Real estate franchise giant RE/MAX is getting ready to roll out its proprietary end-to-end real estate technology platform for agents later this year, competing directly with similar offerings from rival franchise Keller Williams and rival private brokerage Compass. But RE/MAX’s leader says he aims to make his tech platform superior to those of rivals.
The company at this time last year announced the acquisition of real estate tech startup booj, a Colorado company located just down the street from RE/MAX world headquarters in Denver that develops end-to-end real estate technology, including agent and brokerage websites, apps and lead generation systems.
Booj, co-founded by John Sable and Ido Zucker, is currently building RE/MAX’s forthcoming tech platform, which will include a customer relationship management tool (CRM), agent websites, a customizable marketing center, listing management,
“After an exhaustive, but vital process of collecting insight and feedback from our membership, we’re positioned to start rolling out a full ecosystem of RE/MAX technology this year,” RE/MAX CEO Adam Contos said on his company’s fourth-quarter earnings call on Friday morning. “Our data-driven tech platform will enable agents and teams to launch customize marketing platforms, nurture relationships, manage leads and more.”

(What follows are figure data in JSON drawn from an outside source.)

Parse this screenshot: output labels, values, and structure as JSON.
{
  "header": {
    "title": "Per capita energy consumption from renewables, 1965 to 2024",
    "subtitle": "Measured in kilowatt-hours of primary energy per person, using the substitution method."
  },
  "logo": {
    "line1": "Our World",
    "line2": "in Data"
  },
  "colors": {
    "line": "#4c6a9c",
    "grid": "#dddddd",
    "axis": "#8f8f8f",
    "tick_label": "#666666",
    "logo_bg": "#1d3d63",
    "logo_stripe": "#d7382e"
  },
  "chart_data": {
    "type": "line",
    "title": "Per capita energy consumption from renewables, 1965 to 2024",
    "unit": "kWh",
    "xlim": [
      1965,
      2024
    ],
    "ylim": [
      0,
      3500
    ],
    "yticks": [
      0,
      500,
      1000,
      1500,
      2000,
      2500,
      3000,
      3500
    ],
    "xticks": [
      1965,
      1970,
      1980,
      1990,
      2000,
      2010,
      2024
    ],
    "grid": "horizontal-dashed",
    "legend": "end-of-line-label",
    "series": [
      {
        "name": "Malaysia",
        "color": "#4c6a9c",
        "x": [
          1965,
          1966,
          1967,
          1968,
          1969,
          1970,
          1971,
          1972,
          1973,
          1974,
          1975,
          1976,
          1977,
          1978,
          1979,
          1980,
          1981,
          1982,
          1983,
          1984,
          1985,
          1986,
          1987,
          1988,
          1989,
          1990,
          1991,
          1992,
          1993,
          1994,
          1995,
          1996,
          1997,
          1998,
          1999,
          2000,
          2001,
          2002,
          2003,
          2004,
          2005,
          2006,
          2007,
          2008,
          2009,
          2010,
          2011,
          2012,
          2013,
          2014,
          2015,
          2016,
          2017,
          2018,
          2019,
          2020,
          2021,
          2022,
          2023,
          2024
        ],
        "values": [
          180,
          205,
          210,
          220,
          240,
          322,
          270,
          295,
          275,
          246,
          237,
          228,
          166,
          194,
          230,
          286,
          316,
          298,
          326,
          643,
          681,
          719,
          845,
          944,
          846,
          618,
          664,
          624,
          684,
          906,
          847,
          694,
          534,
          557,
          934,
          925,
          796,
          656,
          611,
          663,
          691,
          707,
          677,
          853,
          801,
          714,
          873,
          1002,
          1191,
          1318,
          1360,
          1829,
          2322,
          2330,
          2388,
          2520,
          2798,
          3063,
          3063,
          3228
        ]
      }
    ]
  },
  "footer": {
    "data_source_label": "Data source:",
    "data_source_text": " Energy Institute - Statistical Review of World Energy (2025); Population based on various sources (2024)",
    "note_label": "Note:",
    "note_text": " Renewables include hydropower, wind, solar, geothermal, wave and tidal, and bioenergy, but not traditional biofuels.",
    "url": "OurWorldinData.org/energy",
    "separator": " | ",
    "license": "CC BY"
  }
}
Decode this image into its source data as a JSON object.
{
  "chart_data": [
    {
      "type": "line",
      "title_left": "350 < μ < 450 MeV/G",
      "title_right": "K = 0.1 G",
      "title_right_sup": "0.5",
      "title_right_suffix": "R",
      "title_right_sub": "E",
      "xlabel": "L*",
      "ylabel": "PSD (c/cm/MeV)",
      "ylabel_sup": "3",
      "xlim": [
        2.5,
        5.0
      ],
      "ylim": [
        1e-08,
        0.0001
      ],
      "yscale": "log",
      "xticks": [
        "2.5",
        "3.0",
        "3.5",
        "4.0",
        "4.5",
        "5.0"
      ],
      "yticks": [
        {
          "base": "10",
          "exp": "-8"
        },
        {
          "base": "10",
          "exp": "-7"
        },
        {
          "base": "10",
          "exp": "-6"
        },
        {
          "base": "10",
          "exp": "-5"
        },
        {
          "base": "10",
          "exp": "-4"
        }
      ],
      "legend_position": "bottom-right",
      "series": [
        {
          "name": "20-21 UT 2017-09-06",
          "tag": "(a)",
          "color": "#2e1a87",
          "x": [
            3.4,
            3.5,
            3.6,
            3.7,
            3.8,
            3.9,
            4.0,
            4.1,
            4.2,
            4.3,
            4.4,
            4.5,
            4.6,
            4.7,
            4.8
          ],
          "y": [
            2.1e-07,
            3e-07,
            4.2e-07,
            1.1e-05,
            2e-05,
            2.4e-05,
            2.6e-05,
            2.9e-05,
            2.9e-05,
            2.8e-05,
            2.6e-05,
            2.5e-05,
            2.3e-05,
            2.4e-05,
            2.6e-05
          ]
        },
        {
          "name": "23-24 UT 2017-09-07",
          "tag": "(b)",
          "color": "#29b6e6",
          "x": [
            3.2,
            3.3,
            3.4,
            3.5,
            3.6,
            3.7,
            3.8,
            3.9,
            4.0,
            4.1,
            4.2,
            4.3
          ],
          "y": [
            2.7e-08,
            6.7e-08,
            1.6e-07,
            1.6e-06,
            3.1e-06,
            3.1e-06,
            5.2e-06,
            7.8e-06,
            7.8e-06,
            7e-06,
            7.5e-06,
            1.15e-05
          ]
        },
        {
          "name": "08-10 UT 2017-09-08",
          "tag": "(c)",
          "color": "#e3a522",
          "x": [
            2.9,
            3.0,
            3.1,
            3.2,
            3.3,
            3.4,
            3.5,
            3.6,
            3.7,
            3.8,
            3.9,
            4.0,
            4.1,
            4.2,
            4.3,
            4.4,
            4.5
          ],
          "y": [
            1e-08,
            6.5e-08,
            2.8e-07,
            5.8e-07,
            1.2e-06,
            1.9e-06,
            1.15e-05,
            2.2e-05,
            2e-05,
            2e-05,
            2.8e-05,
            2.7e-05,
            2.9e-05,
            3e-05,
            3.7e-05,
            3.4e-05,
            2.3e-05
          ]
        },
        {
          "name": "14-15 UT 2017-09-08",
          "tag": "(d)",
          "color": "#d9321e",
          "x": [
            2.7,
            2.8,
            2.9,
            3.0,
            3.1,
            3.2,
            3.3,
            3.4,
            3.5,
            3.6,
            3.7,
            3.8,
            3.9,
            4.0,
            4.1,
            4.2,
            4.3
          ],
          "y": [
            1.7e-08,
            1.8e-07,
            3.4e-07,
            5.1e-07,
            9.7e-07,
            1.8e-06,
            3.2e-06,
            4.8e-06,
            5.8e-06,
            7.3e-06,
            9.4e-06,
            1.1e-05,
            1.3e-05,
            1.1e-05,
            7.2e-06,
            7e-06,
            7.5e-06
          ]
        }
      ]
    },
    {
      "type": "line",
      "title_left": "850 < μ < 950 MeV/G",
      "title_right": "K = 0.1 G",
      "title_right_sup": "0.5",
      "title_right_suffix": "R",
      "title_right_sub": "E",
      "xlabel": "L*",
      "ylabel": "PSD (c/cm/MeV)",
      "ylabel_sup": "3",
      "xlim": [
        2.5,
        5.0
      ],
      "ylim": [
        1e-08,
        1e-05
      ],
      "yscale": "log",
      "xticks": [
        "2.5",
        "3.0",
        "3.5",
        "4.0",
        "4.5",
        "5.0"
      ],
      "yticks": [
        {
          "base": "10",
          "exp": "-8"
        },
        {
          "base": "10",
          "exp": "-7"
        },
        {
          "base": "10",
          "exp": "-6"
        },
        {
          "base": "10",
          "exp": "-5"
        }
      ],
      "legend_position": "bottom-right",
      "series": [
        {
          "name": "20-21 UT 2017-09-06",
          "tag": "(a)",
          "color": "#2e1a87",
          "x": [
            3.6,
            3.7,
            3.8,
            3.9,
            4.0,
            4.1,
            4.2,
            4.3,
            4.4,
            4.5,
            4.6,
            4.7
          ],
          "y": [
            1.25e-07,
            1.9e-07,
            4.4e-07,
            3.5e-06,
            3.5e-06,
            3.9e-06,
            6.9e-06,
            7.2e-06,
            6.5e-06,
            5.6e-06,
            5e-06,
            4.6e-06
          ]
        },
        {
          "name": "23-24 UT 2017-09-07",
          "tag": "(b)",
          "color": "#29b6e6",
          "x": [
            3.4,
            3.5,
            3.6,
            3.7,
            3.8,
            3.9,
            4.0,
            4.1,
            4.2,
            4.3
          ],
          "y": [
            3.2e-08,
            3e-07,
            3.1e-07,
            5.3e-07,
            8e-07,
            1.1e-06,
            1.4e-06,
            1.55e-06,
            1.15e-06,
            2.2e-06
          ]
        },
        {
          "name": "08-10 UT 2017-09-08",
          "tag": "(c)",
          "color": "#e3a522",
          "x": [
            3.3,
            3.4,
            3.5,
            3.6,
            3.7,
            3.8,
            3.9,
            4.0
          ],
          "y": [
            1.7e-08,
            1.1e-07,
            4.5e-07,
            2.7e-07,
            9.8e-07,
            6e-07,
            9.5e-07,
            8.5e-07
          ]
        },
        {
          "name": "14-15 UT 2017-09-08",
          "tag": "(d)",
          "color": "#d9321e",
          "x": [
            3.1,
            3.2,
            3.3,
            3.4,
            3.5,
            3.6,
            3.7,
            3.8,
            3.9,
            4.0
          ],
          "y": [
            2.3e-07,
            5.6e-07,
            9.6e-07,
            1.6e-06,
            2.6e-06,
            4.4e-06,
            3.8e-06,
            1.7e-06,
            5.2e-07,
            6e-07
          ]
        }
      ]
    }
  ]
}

Agent count has essentially been static for RE/MAX in the United States and Canada over the past year. The franchisor actually lost 40 agents in the United States last year, due in part to what it says is an intensely competitive industry.
It’s too early to see the impact that the platform will have on agent count and recruiting, but anecdotally, Karri Callahan, RE/MAX’s chief financial officer said the coming platform is already being used positively as a recruiting tool.
“Over the long term, it can be an accelerant in terms of where agent count goes in the future,” Callahan said.
Contos said, on the call, the platform will help agents be more productive.
“Agents are sick and tired of logging into 10-12 different platforms to do their business,” Contos said. “What generates business is time with customer and time providing value.”
“When agents are so busy involving themselves in their technology, that takes them away from doing their business,” Contos added. “We’re giving them more time.”
The platform is currently in the alpha testing phase and will soon begin beta testing, with plans for a staggered rollout throughout the year.
“The key for us is to be the best to market – not the first to market,” Contos said. “We are being diligent and thorough in our execution.”
Contos’ remarks stand in stark contrast to those of Keller Williams CEO Gary Keller, who announced the debut of Keller Williams’ CRM at Keller Williams Family Reunion last weekend, with his usual bombast, saying competitors were already playing for “second place.” Keller and President Josh Team also previewed their forthcoming Keller Williams consumer app, a platform that aims to rival Zillow and Redfin as a consumer destination for conducting online home listings searches.
“The race was to build a platform,” Keller said at the time. “The race was to get to the platform and beginning to offer unique experiences that ultimately become customized to the point where it can’t be duplicated. Once you get there, everyone else is playing for second place.”
Compass meanwhile has greatly doubled down on its tech investment, opening a new tech hub in Seattle and hiring a new chief technology officer from Microsoft. The company currently has its own proprietary CRM, marketing center, agent feedback tools and continues to develop new tech, though CEO Robert Reffkin said in a letter to employees last year that the company would attempt to slow its pace of technology releases and better test them to ensure they would work well for its agents.